One of the topics that I have written about many times in the past is the importance of long-term investing. In the short term markets tend to be volatile for any number of reasons. Ignoring these volatilities and the noise that go with them is the key for success. Bull markets tend to be longer and stronger than bear markets. This is true not just with US markets but also with other developed markets as well. My posts on the bull and bear markets in the US can be found here and here. This concept applies to the Australian market as well as discussed here.

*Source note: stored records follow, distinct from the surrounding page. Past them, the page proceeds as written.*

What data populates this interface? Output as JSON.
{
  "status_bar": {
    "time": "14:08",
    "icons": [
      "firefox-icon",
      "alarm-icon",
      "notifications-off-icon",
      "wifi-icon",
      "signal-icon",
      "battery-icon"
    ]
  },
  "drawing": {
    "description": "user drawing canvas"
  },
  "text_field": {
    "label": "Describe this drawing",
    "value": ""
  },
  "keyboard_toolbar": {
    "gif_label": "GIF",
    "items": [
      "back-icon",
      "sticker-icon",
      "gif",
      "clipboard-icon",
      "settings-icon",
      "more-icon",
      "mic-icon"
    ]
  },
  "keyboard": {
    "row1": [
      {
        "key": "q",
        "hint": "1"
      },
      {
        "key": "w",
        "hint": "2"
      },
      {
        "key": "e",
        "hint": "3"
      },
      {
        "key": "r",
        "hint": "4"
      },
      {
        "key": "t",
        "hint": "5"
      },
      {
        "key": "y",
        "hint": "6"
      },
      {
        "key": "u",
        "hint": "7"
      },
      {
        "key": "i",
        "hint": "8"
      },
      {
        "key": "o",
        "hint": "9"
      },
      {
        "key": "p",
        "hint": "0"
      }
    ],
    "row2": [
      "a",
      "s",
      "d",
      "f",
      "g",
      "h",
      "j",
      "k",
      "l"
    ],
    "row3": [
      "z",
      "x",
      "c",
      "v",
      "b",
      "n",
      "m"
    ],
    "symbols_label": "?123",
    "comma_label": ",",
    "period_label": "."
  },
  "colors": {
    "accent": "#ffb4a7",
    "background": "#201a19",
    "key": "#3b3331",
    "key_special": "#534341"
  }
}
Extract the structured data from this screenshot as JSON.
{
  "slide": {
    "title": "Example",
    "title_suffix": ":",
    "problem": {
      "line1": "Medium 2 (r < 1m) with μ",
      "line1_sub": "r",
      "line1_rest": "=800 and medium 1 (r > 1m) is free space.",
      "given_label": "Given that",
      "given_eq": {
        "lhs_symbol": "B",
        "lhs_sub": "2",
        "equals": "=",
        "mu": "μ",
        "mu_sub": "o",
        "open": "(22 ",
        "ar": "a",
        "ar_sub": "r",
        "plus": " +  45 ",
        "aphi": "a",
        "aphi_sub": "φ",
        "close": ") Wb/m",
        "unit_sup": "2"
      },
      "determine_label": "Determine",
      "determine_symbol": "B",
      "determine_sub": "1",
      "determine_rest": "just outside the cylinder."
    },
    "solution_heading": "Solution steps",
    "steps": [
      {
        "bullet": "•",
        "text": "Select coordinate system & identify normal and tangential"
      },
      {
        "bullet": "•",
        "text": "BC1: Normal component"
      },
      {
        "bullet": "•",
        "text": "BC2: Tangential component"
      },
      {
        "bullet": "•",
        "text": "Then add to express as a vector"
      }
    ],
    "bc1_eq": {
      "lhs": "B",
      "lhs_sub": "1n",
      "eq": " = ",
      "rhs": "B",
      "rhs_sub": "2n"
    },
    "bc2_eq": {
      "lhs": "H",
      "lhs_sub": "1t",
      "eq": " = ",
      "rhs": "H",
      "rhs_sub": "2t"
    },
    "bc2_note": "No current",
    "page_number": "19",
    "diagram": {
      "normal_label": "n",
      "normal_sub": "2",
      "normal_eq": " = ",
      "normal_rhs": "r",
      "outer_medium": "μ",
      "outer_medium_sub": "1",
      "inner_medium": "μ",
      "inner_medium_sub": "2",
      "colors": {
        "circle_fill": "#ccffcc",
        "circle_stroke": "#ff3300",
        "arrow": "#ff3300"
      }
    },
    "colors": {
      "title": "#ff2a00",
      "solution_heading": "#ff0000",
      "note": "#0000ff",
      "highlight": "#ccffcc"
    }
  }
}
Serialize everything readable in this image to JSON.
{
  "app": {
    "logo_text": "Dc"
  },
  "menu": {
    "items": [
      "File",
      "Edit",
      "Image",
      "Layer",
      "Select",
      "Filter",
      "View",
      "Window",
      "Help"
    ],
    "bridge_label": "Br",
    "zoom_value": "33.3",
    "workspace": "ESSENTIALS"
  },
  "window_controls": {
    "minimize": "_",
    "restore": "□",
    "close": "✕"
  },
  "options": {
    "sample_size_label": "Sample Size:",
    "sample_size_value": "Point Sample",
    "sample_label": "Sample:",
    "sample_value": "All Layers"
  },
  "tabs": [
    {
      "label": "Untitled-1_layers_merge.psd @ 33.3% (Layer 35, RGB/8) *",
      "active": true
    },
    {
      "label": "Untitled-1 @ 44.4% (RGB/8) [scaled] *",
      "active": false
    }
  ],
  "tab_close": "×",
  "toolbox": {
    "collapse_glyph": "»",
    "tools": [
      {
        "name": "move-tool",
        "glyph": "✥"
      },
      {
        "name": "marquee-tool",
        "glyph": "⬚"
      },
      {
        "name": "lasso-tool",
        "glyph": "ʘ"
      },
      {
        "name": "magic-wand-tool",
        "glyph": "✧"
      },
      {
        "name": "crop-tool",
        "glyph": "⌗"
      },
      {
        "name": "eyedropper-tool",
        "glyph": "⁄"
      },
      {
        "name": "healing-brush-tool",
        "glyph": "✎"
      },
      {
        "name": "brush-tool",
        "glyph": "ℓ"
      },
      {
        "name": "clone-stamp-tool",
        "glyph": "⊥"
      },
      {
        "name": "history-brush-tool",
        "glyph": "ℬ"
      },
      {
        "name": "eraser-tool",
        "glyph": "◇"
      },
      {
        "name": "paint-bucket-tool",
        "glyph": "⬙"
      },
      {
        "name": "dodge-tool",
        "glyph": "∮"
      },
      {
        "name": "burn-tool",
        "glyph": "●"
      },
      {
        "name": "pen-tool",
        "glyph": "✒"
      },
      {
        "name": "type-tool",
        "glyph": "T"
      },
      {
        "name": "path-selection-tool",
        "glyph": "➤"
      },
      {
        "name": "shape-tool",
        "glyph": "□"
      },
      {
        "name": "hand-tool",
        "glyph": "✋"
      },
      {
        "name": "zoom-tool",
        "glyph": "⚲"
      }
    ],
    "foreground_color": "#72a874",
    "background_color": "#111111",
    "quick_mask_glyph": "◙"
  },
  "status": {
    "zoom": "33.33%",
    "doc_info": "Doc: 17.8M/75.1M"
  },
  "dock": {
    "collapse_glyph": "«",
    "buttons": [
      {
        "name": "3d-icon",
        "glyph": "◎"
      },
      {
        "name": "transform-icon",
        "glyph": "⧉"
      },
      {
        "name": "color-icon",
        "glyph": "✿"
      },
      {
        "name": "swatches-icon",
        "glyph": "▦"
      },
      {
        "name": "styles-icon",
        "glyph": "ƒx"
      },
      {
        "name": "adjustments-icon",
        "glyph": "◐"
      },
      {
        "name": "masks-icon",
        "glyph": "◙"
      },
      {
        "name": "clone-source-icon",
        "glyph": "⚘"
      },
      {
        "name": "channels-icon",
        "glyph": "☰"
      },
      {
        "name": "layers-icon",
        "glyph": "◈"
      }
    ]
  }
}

The UK equity markets follows a similar trajectory also as shown in the below chart from Vanguard. The bull and bear market in the UK market from 1946 to 2022:
Click to enlarge
Source: Staying the course during market uncertainty by James Norton, Vanguard UK
An excerpt from the article:
Long-term perspective
It is also worth bearing in mind that while bear markets – defined as experiencing a fall of more than 20% in share prices – are indeed challenging, historically they have been short-lived in comparison to the longer-term growth that global stock markets have delivered.The chart below shows that over the past 70 years, the average bull market – when share prices rise by 20% or more – has returned 120% and lasted around six and a half years. Meanwhile, the average bear market has lasted just over a year and returns have fallen 43%.
He also noted the following:
“If you miss the bad days, the chances are you’ll miss the good ones as well.”
This is absolutely true indeed regardless of which developed market an investor invests in.